Kebiasaan ini juga sering membuat saya kesal atau marah untuk hal-hal –yang untuk orang lain mungkin- tidak perlu. Misalnya saya bisa marah-marah pada sopir angkot yang menjalankan angkotnya dengan ugal-ugalan, atau sopir angkot yang suka seenaknya meminta ongkos lebih, tapi kurang mengembalikan uang kembaliannya. Atau marah pada orang-orang yang merokok di tempat umum yang bertanda dilarang merokok, duduk dan berdiri dekat saya pula. Atau pada petugas rumah sakit yang membiarkan pasiennya melakukan pekerjaan yang seharusnya dilakukan oleh petugas itu. Saya bisa marah besar untuk hal-hal tak penting seperti itu dengan akibat setelah marah-marah itu saya selalu merasa tidak nyaman dan merasa bersalah. Ngapain ya saya tadi marah-marah, selalu muncul pikiran itu.

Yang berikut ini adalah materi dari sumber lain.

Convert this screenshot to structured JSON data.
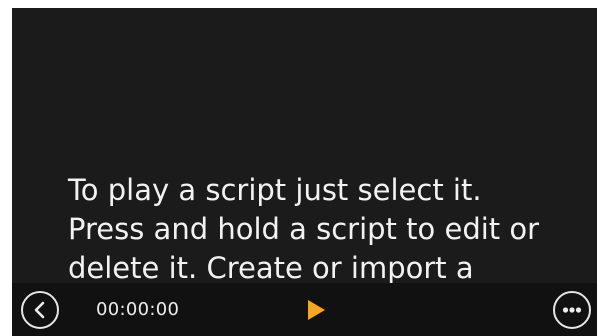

Namun, untuk hal-hal lain saya sangat ceroboh dan pelupa. Dibilang tidak peduli juga boleh. Misalnya, bertahun-tahun ternyata saya bekerja tanpa SK dan itu baru saya ketahui belakangan. Jadi, selama ini saya ke mana? Ke Jerman, hehe. Atau saya harus membayar rekening telefon lebih karena saya salah memutar kode awal telefon murah: kode ke Indonesia saya pakai di dalam Jerman. Lebihnya bukan 1 atau 2 Euro, tapi puluhan Euro. Saya kaya dong? Ngga juga. Cuma gimana ya, salah sendiri :) Begitu pula dengan kontrak kepemilikan telefon genggam saat saya di Jerman. Karena saya tidak membaca kontrak dengan teliti, saya terpaksa memperpanjang kontrak tanpa saya inginkan (padahal saya harus pulang ke Indonesia). Atau sampai sekarang saya tidak pernah tahu dengan pasti berapa honor saya sebenarnya (baik itu saat saya mengajar di Jerman dan di Indonesia ini). Belum lagi hal-hal yang mengakibatkan saya harus mengeluarkan biaya ekstra atau uang hilang begitu saja hanya karena saya ceroboh. Kenapa bisa begitu? Saya juga tidak tahu :)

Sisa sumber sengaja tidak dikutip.